Entrar Via

La amante despreciada del CEO romance Capítulo 113

Grace y Dominic estaban fundidos en un abrazo sobre el sofá, apretándose uno al otro. Ella tenía la cabeza sobre el pecho de él, sintiendo los latidos acompasados del corazón de Dominic, mientras él inhalaba el delicioso aroma del cabello de ella, de pronto esa paz que ambos compartían fue interrumpida.

—¿Crees que los niños acepten que me mude con ustedes? —preguntó Dominic. Su mano recorría el brazo de Grace en una caricia lenta.

—Tenemos que explicarles —respondió ella, buscando sus ojos—. Están en terapia y todo es un caos en sus pequeñas mentes, pero son tus hijos, Dominic. Te necesitan tanto como yo.

Dominic cerró los ojos y soltó un suspiro cargado de pesadez.

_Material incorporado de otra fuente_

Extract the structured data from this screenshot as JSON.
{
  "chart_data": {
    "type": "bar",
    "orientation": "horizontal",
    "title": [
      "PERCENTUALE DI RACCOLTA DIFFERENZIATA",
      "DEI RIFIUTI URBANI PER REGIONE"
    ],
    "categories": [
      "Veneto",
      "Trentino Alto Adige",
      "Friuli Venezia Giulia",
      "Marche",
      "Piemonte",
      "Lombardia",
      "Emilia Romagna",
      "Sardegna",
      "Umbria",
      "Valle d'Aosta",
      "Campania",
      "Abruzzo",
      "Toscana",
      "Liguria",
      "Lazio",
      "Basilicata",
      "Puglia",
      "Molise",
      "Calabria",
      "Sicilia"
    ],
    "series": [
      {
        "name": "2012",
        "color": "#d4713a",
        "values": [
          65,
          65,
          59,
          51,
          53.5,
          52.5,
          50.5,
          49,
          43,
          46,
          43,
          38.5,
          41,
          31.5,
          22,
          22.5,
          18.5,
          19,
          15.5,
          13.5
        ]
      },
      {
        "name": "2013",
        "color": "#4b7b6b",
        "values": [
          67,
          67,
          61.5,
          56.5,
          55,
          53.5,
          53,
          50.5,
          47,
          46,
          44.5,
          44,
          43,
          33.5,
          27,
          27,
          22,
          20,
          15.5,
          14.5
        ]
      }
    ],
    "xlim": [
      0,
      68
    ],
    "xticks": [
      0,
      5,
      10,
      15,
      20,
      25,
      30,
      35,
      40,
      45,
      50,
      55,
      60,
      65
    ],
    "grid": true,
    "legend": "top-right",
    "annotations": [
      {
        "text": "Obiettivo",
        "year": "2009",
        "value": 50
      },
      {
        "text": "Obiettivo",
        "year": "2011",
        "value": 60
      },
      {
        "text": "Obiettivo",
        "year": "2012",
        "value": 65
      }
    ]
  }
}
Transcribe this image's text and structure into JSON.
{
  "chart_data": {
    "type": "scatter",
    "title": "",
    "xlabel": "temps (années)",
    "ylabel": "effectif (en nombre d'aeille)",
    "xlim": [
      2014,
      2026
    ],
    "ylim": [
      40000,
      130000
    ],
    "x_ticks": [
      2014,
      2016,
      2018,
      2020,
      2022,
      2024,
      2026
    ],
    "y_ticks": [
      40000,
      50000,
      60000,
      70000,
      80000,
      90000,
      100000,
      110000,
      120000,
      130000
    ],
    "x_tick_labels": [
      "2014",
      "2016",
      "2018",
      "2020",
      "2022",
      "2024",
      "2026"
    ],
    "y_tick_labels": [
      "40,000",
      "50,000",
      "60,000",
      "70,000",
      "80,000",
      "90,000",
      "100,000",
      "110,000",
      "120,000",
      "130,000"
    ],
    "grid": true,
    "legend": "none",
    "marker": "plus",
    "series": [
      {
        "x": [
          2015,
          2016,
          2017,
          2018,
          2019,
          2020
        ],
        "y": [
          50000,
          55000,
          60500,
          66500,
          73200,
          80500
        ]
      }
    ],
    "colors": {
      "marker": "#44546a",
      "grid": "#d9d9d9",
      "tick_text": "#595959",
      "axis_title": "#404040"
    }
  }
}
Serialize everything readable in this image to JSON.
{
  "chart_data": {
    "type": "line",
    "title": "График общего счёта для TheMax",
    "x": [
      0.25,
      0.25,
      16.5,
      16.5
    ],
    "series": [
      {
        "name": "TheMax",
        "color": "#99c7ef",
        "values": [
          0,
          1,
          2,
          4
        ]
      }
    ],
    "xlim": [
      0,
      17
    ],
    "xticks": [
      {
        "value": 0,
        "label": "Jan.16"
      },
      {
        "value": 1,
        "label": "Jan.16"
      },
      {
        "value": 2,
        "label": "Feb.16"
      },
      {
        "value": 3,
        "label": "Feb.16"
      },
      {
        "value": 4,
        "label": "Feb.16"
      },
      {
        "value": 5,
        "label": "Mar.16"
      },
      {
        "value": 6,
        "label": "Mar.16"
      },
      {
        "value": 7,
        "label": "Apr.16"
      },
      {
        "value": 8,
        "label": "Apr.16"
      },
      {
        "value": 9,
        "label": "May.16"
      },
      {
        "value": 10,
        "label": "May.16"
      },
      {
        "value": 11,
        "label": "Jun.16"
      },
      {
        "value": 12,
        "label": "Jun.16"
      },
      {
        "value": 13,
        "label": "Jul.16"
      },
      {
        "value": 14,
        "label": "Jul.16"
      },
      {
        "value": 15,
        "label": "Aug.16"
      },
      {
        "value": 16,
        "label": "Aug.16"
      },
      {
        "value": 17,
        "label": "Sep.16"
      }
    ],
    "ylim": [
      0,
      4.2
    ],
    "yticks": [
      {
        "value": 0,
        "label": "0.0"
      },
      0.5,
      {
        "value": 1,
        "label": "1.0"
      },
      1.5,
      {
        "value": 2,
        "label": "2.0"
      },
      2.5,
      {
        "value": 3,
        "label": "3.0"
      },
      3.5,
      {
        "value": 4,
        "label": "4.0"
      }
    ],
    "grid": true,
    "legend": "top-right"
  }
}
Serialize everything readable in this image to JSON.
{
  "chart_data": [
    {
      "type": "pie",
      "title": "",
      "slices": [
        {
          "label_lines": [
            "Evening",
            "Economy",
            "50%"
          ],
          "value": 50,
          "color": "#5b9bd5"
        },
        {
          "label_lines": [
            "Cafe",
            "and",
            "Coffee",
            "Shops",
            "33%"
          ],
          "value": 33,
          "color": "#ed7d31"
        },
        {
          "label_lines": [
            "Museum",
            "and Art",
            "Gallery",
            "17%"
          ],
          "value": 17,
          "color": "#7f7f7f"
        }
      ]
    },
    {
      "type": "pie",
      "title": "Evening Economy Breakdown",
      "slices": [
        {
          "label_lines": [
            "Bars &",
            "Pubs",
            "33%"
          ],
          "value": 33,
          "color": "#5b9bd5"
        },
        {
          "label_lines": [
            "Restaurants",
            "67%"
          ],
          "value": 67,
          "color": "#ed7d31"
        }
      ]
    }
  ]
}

—Debo hablar con Maxwell. Le pedí que se hiciera cargo de ustedes, que no se separara... quería protegerlos, pero fui un estúpido, actué con egoísmo. No pensé en lo que él sentía, seguro desea estar con Arthur y tal vez reconciliarse con Sarah.

Grace tomó su rostro entre las manos, obligándolo a verla con una intensidad que le cortó el aliento.

—Llegó el momento de poner las cosas en su lugar —sentenció ella antes de unir sus labios a los de él.

Fue un beso hambriento, una promesa de redención que Dominic respondió rodeándola con fuerza, sintiendo el latido de su corazón contra el suyo.

—Parece un sueño tenerte así —susurró él sobre su boca, con la respiración entrecortada—. Pero... ¿Maxwell te dejará ir tan fácil?

Grace se apoyó en su hombro, soltando un suspiro que llevaba años contenido.

—Debo confesarte algo. Entre él y yo solo existe amistad. Nunca pudimos cruzar la línea, Dominic. La gente dirá que somos tontos, que debimos ser felices juntos... y sí, él ha sido el mejor hombre que pude tener cerca, pero yo no soy su tipo de mujer. Él solo vivía para vengarse de Sarah, estaba podrido de resentimiento, bueno en realidad camufló con odio el amor que siente por ella. Así que yo salía sobrando.

Ella tragó saliva, sintiendo el nudo en la garganta.

—Y yo también me dejé llevar. Te dije que no te amaba por pura rabia, por orgullo. No quería admitir que, a pesar de todo el daño, seguía amándote con la misma fuerza. Suena inmaduro, suena ilógico después de tanto dolor, pero el amor es así.

Dominic le acarició la mejilla con una ternura que le humedeció los ojos. La besó de nuevo, sintiendo que un peso muerto se desprendía de su alma.

—Traté de ser un buen esposo para Sarah —confesó él con la voz rota—. Pero cada vez que estaba con ella, pensaba en ti. Ella lo sabía, así que nos convertimos en dos extraños compartiendo una casa, viviendo un infierno. La enfermedad de Arthur fue lo único que disipó esa tortura, los reclamos y el odio. Todos fuimos víctimas, Grace.

—Lo sé —asintió ella, apretando su mano—, pero ahora tienes que luchar por ti. Buscaremos tratamientos, consultaremos al mundo entero si es necesario. Si tenemos que mudarnos para que te cures, lo haremos.

Dominic la miró con una devoción sobrecogedora, como si ella fuera lo único real en su universo.

Se recostó en su pecho, escuchando el ritmo de su corazón mientras cerraba los ojos, sintiéndose finalmente a salvo.

—No te vayas, Dominic. Por favor, lucha por nosotros —susurró contra su piel.

En ese instante, un dolor fulminante atravesó el cerebro de Dominic como un rayo. Sus músculos se tensaron violentamente por un segundo y luego se relajaron de golpe.

—Te amo tanto Grace Scott…

Sus brazos, que la rodeaban con firmeza, cayeron pesados a los lados. Grace siguió hablando, trazando planes, soñando despierta, sin notar que el ruido del mundo se había apagado para él en un silencio absoluto.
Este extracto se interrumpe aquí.